Here are some a resources for free fonts.

I don't know for sure if Franklin Gothic Medium is approved for this use, but I doubt that it is. They usually let you use a font as long as you include a link to their page. This use isn't always explicitly covered in the license, but you can usually contact the designer directly to ask. Make sure any fonts you embed in a web page state that it is okay to do so in their licenses, as the font will live on your web server in a public directory, free for anyone to download. There is a more thorough article on this subject on A List Apart. The site is a great resource for playing with CSS3 tricks (or in this case CSS2 proposed tricks). eot.ĬSS3.info has a nice, brief tutorial on how to use the rule.
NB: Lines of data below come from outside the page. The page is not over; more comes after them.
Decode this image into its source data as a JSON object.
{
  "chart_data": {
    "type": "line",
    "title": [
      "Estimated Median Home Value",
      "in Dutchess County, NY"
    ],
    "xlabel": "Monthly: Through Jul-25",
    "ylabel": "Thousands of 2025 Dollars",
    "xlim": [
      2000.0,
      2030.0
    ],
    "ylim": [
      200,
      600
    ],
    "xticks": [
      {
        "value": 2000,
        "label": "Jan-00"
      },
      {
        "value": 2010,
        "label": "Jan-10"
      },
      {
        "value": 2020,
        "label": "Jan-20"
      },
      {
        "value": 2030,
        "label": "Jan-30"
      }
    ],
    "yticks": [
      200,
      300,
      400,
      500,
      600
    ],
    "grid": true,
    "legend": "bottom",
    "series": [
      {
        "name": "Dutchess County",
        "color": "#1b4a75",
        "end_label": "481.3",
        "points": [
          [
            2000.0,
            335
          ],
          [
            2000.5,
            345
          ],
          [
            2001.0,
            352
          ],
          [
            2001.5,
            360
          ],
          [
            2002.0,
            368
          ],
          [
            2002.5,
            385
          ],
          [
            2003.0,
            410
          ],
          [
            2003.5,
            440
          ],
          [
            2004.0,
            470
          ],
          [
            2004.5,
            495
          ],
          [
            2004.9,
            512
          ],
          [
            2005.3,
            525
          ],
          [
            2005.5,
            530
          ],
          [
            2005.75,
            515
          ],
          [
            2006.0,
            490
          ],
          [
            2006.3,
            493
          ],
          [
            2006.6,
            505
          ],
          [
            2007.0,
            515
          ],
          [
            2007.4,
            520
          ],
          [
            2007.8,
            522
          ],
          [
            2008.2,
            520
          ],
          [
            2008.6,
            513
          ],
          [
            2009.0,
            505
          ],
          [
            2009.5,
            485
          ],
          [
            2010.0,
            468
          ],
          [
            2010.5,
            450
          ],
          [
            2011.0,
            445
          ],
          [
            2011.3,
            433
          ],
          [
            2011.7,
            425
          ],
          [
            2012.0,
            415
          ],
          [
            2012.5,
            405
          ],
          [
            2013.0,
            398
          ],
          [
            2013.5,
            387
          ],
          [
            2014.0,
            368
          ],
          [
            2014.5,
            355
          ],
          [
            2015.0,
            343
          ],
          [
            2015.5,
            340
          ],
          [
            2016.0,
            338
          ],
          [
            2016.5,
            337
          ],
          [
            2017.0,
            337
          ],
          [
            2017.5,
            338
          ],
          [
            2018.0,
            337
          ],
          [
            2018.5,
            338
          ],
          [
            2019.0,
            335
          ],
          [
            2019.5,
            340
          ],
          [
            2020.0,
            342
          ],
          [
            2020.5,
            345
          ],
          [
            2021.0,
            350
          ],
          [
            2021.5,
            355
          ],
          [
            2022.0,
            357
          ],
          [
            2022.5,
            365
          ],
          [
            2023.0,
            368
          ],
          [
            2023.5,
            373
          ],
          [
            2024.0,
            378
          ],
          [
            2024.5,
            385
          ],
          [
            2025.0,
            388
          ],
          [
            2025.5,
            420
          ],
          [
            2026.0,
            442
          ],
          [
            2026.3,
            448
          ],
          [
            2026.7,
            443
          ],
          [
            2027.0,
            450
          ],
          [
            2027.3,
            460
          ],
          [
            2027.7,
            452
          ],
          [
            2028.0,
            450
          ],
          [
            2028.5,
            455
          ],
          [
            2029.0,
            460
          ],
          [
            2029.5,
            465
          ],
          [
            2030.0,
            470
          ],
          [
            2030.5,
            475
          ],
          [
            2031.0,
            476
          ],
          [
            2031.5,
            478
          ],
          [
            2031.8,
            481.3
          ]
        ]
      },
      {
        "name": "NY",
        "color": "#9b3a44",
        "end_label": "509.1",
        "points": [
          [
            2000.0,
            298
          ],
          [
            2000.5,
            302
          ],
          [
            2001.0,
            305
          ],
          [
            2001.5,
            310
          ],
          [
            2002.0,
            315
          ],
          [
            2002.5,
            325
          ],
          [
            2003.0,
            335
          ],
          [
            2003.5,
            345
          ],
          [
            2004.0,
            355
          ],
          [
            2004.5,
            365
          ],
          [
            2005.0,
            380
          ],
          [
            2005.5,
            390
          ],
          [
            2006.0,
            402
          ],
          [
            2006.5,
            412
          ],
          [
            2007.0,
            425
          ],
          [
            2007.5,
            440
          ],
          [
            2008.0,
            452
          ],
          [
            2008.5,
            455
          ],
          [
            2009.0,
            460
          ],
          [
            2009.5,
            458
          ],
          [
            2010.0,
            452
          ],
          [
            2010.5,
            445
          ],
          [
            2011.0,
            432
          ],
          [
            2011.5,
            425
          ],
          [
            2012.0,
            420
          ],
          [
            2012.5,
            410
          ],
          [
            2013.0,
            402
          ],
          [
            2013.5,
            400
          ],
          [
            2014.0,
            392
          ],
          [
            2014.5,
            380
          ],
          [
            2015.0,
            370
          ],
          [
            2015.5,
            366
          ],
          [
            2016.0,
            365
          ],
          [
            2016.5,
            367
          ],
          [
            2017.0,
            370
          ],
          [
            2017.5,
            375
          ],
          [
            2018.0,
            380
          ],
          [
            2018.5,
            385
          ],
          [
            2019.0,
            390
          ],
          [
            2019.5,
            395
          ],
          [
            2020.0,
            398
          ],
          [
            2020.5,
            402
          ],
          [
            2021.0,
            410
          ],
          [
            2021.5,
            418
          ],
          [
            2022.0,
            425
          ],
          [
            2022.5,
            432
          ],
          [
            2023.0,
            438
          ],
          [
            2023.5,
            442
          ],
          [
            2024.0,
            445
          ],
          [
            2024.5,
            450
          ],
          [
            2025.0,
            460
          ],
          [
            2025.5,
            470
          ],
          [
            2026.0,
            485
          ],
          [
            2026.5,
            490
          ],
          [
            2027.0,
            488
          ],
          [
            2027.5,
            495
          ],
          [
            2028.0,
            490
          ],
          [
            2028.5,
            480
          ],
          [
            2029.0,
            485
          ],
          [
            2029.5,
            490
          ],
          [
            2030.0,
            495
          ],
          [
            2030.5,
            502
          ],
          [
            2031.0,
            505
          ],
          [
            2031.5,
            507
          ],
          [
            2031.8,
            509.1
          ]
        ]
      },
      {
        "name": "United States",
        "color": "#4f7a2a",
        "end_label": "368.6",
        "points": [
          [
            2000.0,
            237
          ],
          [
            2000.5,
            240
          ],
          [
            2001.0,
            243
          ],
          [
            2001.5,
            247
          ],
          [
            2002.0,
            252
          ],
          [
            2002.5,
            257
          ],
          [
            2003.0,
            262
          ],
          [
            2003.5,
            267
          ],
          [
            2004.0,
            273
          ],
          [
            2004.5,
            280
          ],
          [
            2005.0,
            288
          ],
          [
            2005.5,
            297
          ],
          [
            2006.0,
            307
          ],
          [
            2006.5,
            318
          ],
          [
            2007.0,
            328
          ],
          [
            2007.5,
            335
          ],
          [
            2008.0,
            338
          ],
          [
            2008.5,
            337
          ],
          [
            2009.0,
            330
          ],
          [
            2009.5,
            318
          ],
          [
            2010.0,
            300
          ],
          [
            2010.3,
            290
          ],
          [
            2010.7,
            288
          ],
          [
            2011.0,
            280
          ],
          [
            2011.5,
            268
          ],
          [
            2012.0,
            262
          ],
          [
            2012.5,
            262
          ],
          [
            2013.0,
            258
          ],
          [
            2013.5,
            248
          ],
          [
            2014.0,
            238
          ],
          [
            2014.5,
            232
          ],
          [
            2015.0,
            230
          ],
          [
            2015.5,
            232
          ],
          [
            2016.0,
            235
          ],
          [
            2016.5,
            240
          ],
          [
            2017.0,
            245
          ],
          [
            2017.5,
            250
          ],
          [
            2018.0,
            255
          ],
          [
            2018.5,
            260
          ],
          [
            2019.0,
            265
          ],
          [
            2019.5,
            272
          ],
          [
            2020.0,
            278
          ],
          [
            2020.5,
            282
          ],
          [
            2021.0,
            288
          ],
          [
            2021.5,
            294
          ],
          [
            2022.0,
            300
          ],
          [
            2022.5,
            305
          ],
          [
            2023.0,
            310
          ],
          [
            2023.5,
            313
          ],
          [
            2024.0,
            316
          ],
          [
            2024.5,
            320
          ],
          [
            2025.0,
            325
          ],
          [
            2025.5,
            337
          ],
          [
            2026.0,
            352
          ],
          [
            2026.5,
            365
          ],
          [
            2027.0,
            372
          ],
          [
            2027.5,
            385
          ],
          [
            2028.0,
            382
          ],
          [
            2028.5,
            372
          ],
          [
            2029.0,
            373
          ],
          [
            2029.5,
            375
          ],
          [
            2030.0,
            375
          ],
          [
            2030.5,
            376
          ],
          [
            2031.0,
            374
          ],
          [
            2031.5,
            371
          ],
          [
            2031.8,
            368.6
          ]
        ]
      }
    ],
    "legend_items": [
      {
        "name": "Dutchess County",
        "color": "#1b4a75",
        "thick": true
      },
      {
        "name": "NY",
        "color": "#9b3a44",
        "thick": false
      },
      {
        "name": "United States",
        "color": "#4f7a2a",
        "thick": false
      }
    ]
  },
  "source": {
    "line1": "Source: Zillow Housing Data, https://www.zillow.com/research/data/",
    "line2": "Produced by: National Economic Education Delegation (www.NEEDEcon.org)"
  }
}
Microsoft makes a horrible little font conversion tool called WEFT (Windows only) that you can use to convert most font formats to. eot (a proprietary embedded open type format) only. Designers: Morris Benton, Mark van Bronkhorst, Igino Marini. The 18-font family offers nine weights with true italics, a Latin-extended character set, and a suite of OpenType features. In google chrome, click on the 3 dots at the top.

Quick Tip: You can search any website using the 'find' or search feature. The dates on the feet are the Franklin Gothic font.

Internet Explorer version 5+ supports embedding for. ATF Franklin Gothic maintains the warmth and the spirit of a Benton classic while offering a suite of fonts tuned precisely for contemporary appeal and utility. Fonts are Starfish, Milkshake, and Franklin Gothic. Safari 3.1 (and Webkit Nightly builds), Firefox 3.1, and Opera 10 support embedding for.